PublisherThe Meteoritical Society
JournalMeteoritics & Planetary Science
AbstractWe used focused ion beam thin section preparation and scanning transmission electron microscopy (FIB/STEM) to examine the interfacial region between spinel and host melilite for spinel grains in type B1 inclusions from the Allende and Leoville carbonaceous chondrites.

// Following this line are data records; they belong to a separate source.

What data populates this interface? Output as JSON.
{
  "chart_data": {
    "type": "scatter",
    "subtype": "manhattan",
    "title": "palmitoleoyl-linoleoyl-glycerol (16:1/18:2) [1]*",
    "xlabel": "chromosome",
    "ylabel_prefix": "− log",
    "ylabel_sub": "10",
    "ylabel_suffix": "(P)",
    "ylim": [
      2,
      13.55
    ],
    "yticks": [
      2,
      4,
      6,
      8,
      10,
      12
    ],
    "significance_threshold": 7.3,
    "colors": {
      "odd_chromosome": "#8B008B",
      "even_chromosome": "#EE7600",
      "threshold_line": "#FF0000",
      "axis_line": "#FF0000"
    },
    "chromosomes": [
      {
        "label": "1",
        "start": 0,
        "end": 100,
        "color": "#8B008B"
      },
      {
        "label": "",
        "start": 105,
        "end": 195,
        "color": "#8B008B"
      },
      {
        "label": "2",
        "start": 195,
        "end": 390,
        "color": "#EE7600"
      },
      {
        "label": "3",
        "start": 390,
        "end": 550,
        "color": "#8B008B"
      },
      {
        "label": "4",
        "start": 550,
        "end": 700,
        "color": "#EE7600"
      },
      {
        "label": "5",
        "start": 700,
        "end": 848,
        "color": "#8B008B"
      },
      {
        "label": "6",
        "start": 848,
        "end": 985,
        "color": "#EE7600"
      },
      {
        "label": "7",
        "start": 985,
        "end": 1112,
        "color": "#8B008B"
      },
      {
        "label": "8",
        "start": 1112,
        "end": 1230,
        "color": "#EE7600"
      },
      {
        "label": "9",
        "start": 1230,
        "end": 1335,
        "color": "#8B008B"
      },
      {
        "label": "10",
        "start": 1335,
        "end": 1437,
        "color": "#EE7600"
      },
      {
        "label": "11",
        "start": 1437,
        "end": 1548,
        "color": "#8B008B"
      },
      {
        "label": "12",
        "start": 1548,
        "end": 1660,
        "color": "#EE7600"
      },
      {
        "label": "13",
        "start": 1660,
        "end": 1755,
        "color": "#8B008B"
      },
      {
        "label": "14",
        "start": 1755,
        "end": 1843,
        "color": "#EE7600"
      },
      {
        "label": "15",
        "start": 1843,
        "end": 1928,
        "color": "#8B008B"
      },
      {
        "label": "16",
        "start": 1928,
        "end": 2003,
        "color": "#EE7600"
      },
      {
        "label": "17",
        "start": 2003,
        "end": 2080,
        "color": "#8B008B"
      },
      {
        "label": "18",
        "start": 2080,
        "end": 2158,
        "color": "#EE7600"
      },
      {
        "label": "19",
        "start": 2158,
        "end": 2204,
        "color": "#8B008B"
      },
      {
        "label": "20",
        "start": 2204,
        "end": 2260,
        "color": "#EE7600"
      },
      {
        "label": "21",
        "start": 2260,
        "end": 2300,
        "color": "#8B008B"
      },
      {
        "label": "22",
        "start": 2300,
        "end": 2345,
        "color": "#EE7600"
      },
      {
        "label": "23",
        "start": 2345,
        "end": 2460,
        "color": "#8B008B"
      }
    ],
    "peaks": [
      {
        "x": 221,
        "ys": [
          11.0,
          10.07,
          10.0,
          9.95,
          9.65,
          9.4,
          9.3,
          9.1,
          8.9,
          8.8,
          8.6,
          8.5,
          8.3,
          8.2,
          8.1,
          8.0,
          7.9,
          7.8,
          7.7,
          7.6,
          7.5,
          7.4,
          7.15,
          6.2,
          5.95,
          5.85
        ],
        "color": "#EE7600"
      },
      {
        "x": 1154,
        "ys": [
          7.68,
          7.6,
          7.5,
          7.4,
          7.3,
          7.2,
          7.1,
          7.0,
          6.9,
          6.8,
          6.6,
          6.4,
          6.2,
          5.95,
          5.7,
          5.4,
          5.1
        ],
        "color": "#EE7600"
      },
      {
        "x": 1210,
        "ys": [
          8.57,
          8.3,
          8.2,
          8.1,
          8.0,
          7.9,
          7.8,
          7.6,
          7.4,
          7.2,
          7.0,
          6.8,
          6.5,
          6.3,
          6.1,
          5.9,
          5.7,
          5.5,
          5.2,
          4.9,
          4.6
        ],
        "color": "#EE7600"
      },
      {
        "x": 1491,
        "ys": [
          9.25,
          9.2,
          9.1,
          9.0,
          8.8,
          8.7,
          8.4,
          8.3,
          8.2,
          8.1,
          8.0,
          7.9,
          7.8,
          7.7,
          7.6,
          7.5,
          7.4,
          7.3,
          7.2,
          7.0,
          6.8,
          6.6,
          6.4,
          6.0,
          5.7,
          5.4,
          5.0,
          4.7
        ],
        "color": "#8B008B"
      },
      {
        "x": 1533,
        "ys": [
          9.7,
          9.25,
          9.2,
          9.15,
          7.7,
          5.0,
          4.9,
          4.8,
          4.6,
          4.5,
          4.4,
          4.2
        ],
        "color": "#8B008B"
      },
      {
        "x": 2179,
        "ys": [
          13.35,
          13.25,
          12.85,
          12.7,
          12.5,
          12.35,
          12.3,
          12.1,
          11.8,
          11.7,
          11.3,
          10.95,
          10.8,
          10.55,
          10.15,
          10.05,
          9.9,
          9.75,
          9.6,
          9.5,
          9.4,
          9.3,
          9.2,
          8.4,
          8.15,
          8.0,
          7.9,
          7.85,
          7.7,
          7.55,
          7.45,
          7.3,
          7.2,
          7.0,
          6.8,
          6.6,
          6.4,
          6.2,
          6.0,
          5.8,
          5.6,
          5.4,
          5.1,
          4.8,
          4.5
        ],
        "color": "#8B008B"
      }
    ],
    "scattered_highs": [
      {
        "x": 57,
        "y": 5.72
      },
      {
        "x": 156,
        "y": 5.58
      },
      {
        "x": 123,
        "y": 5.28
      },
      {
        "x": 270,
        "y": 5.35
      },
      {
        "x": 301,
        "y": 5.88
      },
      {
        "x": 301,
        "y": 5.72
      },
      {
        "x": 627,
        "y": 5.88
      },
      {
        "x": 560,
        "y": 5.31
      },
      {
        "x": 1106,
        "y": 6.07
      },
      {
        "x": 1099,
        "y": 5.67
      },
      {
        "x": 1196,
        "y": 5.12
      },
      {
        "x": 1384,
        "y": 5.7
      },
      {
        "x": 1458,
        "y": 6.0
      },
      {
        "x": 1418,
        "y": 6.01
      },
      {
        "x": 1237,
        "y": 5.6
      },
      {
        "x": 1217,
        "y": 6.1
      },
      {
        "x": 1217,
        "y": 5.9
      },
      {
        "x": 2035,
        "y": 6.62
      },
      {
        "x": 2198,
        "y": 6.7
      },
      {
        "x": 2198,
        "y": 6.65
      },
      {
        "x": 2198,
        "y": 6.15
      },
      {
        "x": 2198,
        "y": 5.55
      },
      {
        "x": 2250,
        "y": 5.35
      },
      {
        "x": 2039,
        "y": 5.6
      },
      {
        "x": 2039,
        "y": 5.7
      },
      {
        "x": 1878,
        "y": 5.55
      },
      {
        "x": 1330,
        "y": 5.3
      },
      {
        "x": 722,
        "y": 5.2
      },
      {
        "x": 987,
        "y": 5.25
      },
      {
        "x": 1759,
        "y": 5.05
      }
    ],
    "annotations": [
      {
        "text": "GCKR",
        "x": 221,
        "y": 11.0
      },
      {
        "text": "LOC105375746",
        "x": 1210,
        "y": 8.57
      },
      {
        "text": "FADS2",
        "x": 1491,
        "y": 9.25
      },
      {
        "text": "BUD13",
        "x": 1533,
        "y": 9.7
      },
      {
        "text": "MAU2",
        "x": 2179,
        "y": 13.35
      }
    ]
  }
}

Boundary clinopyroxenes decorating spinel surfaces have compositions similar to those of coarser clinopyroxenes from the same region of the inclusion, suggesting little movement after formation. Host melilite displays no anomalous compositions near the interface and late-stage minerals are not observed, suggesting that boundary pyroxenes did not form by crystallization of residual liquid. Allende spinels display either direct spinel-melilite contact or an intervening boundary clinopyroxene between the two phases. Spinel-melilite interfacial regions in a Leoville B1 are more complex, with boundary clinopyroxene, as observed in Allende, but also variable amounts of glass, secondary calcite, perovskite, and an Mg-, Al-, OH-rich and Ca-, Si-poor crystalline phase that may be a layered double hydrate. One possible scenario of formation for the glass veins is that open system alteration of melilite produced a porous, hydrated aggregate of Mg-carpholite or sudoite + aluminous diopside that was shock melted and quenched to a glass. The hydrated crystalline phase we observed may have been a shocked remnant of the precursor phase assemblage, but is more likely to have formed later by alteration of the glass. In the mantle, boundary clinopyroxenes may have been crystallized from Ti-rich liquids formed by the direct dissolution of perovskite and an associated Sc-Zr-rich phase or as a reaction product between dissolving perovskite and liquid. In the core, any perovskite and associated Ti-enriched liquids that may have originally been present disappeared before the growth of boundary clinopyroxene, and the observed boundary clinopyroxene may have nucleated and grown from the liquid, along with the larger core clinopyroxene.